Par rapport à toutes ces batailles judiciaires dans lesquelles il se mouille, l’ancien chef de l’Etat tient à préciser une chose :« J’accepte tous les combats à condition qu’ils soient loyaux. Je refuse que la vie politique française ne fasse place qu’aux coups tordus et aux manipulations grossières ».
Parlant de politique, Nicolas Sarkozy affirme : « contrairement à ce qui s’écrit quotidiennement, je n’éprouve nul désir de m’impliquer aujourd’hui dans la vie politique de notre pays ».

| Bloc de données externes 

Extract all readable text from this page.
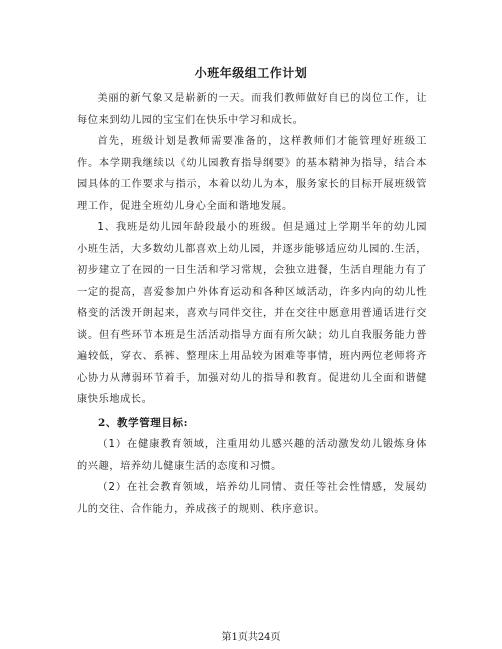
小班年级组工作计划

美丽的新气象又是崭新的一天。而我们教师做好自已的岗位工作，让每位来到幼儿园的宝宝们在快乐中学习和成长。

首先，班级计划是教师需要准备的，这样教师们才能管理好班级工作。本学期我继续以《幼儿园教育指导纲要》的基本精神为指导，结合本园具体的工作要求与指示，本着以幼儿为本，服务家长的目标开展班级管理工作，促进全班幼儿身心全面和谐地发展。

1、我班是幼儿园年龄段最小的班级。但是通过上学期半年的幼儿园小班生活，大多数幼儿都喜欢上幼儿园，并逐步能够适应幼儿园的.生活，初步建立了在园的一日生活和学习常规，会独立进餐，生活自理能力有了一定的提高，喜爱参加户外体育运动和各种区域活动，许多内向的幼儿性格变的活泼开朗起来，喜欢与同伴交往，并在交往中愿意用普通话进行交谈。但有些环节本班是生活活动指导方面有所欠缺；幼儿自我服务能力普遍较低，穿衣、系裤、整理床上用品较为困难等事情，班内两位老师将齐心协力从薄弱环节着手，加强对幼儿的指导和教育。促进幼儿全面和谐健康快乐地成长。

2、教学管理目标:

（1）在健康教育领域，注重用幼儿感兴趣的活动激发幼儿锻炼身体的兴趣，培养幼儿健康生活的态度和习惯。

（2）在社会教育领域，培养幼儿同情、责任等社会性情感，发展幼儿的交往、合作能力，养成孩子的规则、秩序意识。

第1页共24页
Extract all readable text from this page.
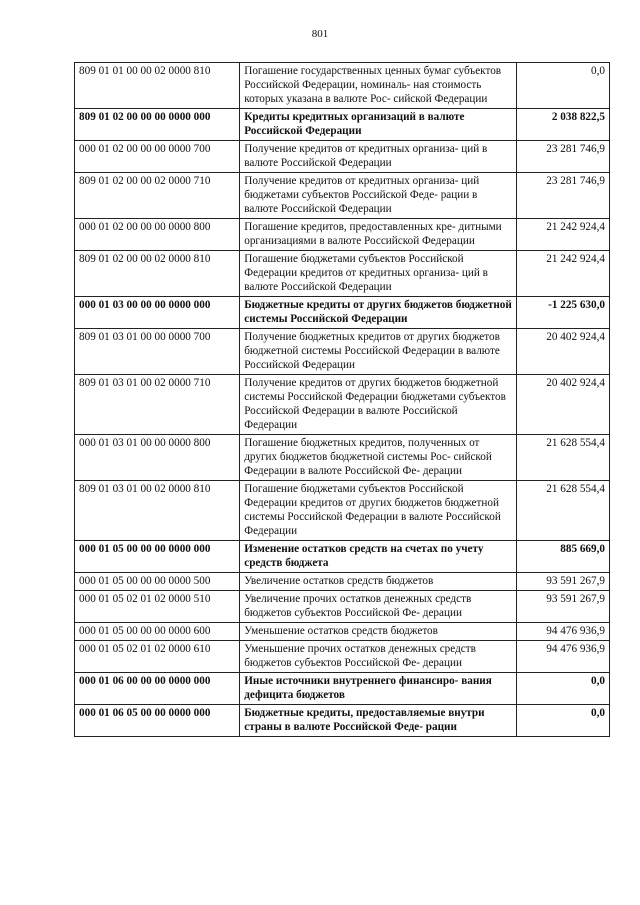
801
809 01 01 00 00 02 0000 810	Погашение государственных ценных бумаг субъектов Российской Федерации, номиналь- ная стоимость которых указана в валюте Рос- сийской Федерации	0,0
809 01 02 00 00 00 0000 000	Кредиты кредитных организаций в валюте Российской Федерации	2 038 822,5
000 01 02 00 00 00 0000 700	Получение кредитов от кредитных организа- ций в валюте Российской Федерации	23 281 746,9
809 01 02 00 00 02 0000 710	Получение кредитов от кредитных организа- ций бюджетами субъектов Российской Феде- рации в валюте Российской Федерации	23 281 746,9
000 01 02 00 00 00 0000 800	Погашение кредитов, предоставленных кре- дитными организациями в валюте Российской Федерации	21 242 924,4
809 01 02 00 00 02 0000 810	Погашение бюджетами субъектов Российской Федерации кредитов от кредитных организа- ций в валюте Российской Федерации	21 242 924,4
000 01 03 00 00 00 0000 000	Бюджетные кредиты от других бюджетов бюджетной системы Российской Федерации	-1 225 630,0
809 01 03 01 00 00 0000 700	Получение бюджетных кредитов от других бюджетов бюджетной системы Российской Федерации в валюте Российской Федерации	20 402 924,4
809 01 03 01 00 02 0000 710	Получение кредитов от других бюджетов бюджетной системы Российской Федерации бюджетами субъектов Российской Федерации в валюте Российской Федерации	20 402 924,4
000 01 03 01 00 00 0000 800	Погашение бюджетных кредитов, полученных от других бюджетов бюджетной системы Рос- сийской Федерации в валюте Российской Фе- дерации	21 628 554,4
809 01 03 01 00 02 0000 810	Погашение бюджетами субъектов Российской Федерации кредитов от других бюджетов бюджетной системы Российской Федерации в валюте Российской Федерации	21 628 554,4
000 01 05 00 00 00 0000 000	Изменение остатков средств на счетах по учету средств бюджета	885 669,0
000 01 05 00 00 00 0000 500	Увеличение остатков средств бюджетов	93 591 267,9
000 01 05 02 01 02 0000 510	Увеличение прочих остатков денежных средств бюджетов субъектов Российской Фе- дерации	93 591 267,9
000 01 05 00 00 00 0000 600	Уменьшение остатков средств бюджетов	94 476 936,9
000 01 05 02 01 02 0000 610	Уменьшение прочих остатков денежных средств бюджетов субъектов Российской Фе- дерации	94 476 936,9
000 01 06 00 00 00 0000 000	Иные источники внутреннего финансиро- вания дефицита бюджетов	0,0
000 01 06 05 00 00 0000 000	Бюджетные кредиты, предоставляемые внутри страны в валюте Российской Феде- рации	0,0
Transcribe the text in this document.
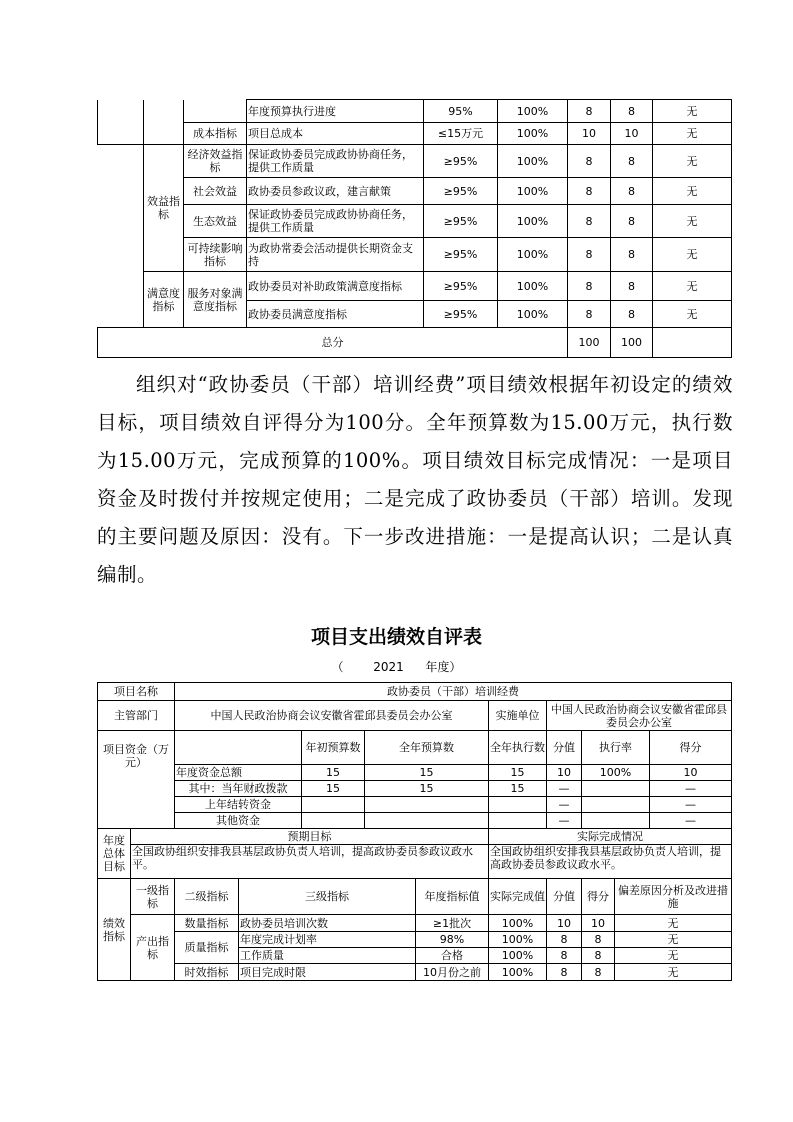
			年度预算执行进度	95%	100%	8	8	无
		成本指标	项目总成本	≤15万元	100%	10	10	无
	效益指标	经济效益指标	保证政协委员完成政协协商任务，提供工作质量	≥95%	100%	8	8	无
		社会效益	政协委员参政议政，建言献策	≥95%	100%	8	8	无
		生态效益	保证政协委员完成政协协商任务，提供工作质量	≥95%	100%	8	8	无
		可持续影响指标	为政协常委会活动提供长期资金支持	≥95%	100%	8	8	无
	满意度指标	服务对象满意度指标	政协委员对补助政策满意度指标	≥95%	100%	8	8	无
			政协委员满意度指标	≥95%	100%	8	8	无
总分						100	100	

组织对“政协委员（干部）培训经费”项目绩效根据年初设定的绩效目标，项目绩效自评得分为100分。全年预算数为15.00万元，执行数为15.00万元，完成预算的100%。项目绩效目标完成情况：一是项目资金及时拨付并按规定使用；二是完成了政协委员（干部）培训。发现的主要问题及原因：没有。下一步改进措施：一是提高认识；二是认真编制。

项目支出绩效自评表
（ 2021 年度）
项目名称		政协委员（干部）培训经费									
主管部门		中国人民政治协商会议安徽省霍邱县委员会办公室					实施单位	中国人民政治协商会议安徽省霍邱县委员会办公室			
项目资金（万元）				年初预算数	全年预算数		全年执行数	分值	执行率		得分
		年度资金总额		15	15		15	10	100%		10
		其中：当年财政拨款		15	15		15	—			—
		上年结转资金						—			—
		其他资金						—			—
年度总体目标	预期目标						实际完成情况				
	全国政协组织安排我县基层政协负责人培训，提高政协委员参政议政水平。						全国政协组织安排我县基层政协负责人培训，提高政协委员参政议政水平。				
绩效指标	一级指标	二级指标	三级指标			年度指标值	实际完成值	分值	得分	偏差原因分析及改进措施	
	产出指标	数量指标	政协委员培训次数			≥1批次	100%	10	10	无	
		质量指标	年度完成计划率			98%	100%	8	8	无	
			工作质量			合格	100%	8	8	无	
		时效指标	项目完成时限			10月份之前	100%	8	8	无	
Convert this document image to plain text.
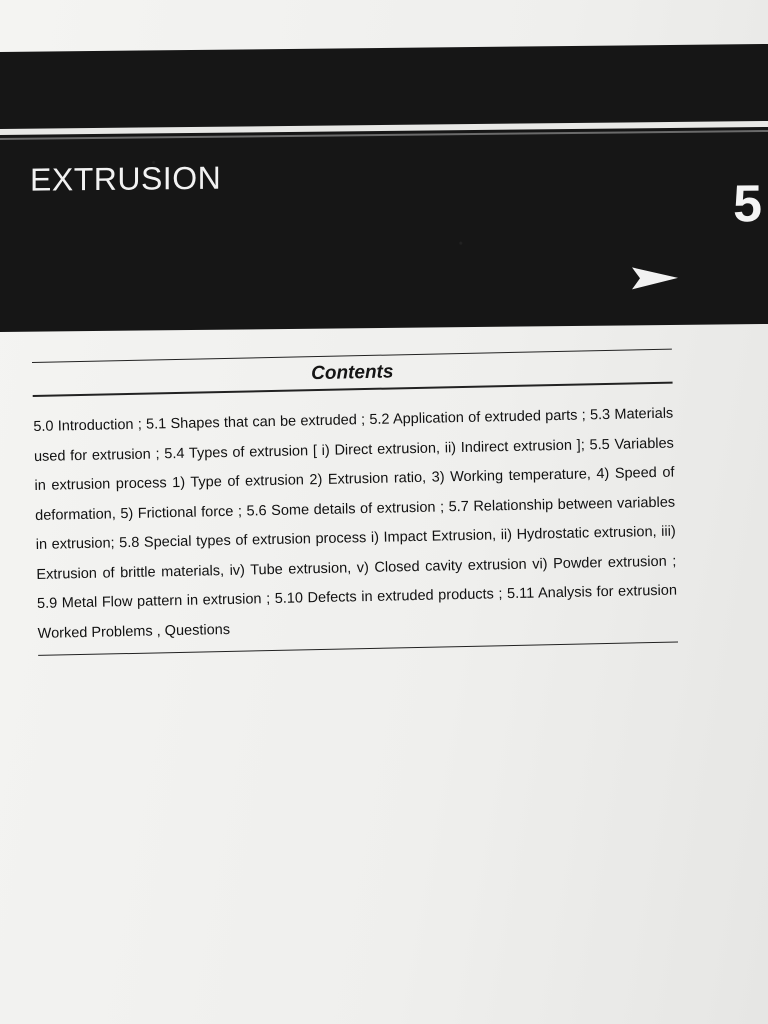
EXTRUSION	5
Contents
5.0 Introduction ; 5.1 Shapes that can be extruded ; 5.2 Application of extruded parts ; 5.3 Materials used for extrusion ; 5.4 Types of extrusion [ i) Direct extrusion, ii) Indirect extrusion ]; 5.5 Variables in extrusion process 1) Type of extrusion 2) Extrusion ratio, 3) Working temperature, 4) Speed of deformation, 5) Frictional force ; 5.6 Some details of extrusion ; 5.7 Relationship between variables in extrusion; 5.8 Special types of extrusion process i) Impact Extrusion, ii) Hydrostatic extrusion, iii) Extrusion of brittle materials, iv) Tube extrusion, v) Closed cavity extrusion vi) Powder extrusion ; 5.9 Metal Flow pattern in extrusion ; 5.10 Defects in extruded products ; 5.11 Analysis for extrusion Worked Problems , Questions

Cette non-implication dont il parle paraît cependant conditionnelle car un peu plus loin, dans sa lettre, il livre quelques motifs qui pourraient l’inciter à revenir sur sa décision.
« A tous ceux qui auraient à redouter mon retour, qu’ils soient assurés que la meilleure façon de l’éviter serait que je puisse vivre ma vie simplement, tranquillement… au fond comme un citoyen ‘normal’ ! », dit-il en effet.